Pagar Api Lembaga Survei

                                       Pagar Api Lembaga Survei

Agus Sudibyo  ;   Direktur Eksekutif Matriks Indonesia
KORAN TEMPO,  17 Juli 2014
                                                


Untuk pertama kalinya, pelaksanaan hitung cepat (quick count) pemilu berujung pada perselisihan yang meruncing. Lembaga survei terbelah menjadi dua. Ada yang mendeklarasikan kemenangan Jokowi-JK, ada yang mendeklarasikan kemenangan Prabowo-Hatta. Dua kandidat presiden pun sama-sama mengklaim kemenangan masing-masing berdasarkan proses hitung cepat yang berbeda itu. Kontroversi berlangsung berlarut-larut sehingga masyarakat terombang-ambing dalam kebingungan.

Kontroversi tersebut menyingkap masalah serius dalam praktek lembaga survei di Indonesia. Masalah tersebut menunjukkan bahwa kegiatan riset sering tumpang-tindih dengan kegiatan pemenangan pemilu. Lembaga survei bukan hanya menangani pekerjaan survei dan hitung cepat, tapi juga pengadaan atribut-atribut kampanye, media relations, pencitraan, pemasangan iklan, hingga kegiatan mobilisasi pemilih. Kegiatan survei atau hitung cepat tidak berdiri sendiri, melainkan menjadi bagian integral dari "jasa" yang disediakan lembaga survei untuk klien politik: kandidat bupati, wali kota, gubernur, caleg, partai politik, serta calon presiden.

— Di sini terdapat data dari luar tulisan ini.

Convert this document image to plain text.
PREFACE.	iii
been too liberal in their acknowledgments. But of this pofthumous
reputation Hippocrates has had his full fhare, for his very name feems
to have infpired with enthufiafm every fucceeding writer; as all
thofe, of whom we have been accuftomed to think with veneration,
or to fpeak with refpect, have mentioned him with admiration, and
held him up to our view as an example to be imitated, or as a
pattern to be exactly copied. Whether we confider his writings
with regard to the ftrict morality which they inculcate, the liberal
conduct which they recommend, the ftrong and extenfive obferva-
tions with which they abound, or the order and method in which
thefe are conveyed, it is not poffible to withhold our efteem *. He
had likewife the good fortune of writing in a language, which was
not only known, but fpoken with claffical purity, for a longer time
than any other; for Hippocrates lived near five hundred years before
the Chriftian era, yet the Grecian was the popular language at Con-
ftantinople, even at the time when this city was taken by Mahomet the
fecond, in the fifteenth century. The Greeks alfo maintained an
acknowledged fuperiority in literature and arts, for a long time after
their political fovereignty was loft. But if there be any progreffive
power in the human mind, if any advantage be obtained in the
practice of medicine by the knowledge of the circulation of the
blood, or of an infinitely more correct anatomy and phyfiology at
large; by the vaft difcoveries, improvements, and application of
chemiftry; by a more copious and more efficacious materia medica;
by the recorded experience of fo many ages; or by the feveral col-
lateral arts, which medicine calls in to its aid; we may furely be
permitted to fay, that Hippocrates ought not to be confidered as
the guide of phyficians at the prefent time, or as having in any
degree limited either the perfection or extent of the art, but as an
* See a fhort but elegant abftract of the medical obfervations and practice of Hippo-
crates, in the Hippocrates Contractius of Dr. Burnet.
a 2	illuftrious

Tentu tidak semua lembaga survei terjebak dalam praktek tumpang-tindih ini, tapi pasti cukup banyak lembaga survei yang diam-diam mempraktekkannya. Proyek pemenangan pemilu jauh lebih menjanjikan secara ekonomi dan politik daripada sekadar proyek penelitian terhadap opini publik. Persoalannya, hasil survei kemudian bukan hanya diperlakukan sebagai data tertutup untuk merancang strategi kampanye dan pemenangan, tapi juga data yang diumumkan kepada masyarakat. Para klien politik bukan hanya membutuhkan data dan pemetaan, tapi juga menuntut publisitas yang kondusif bagi pencalonan mereka.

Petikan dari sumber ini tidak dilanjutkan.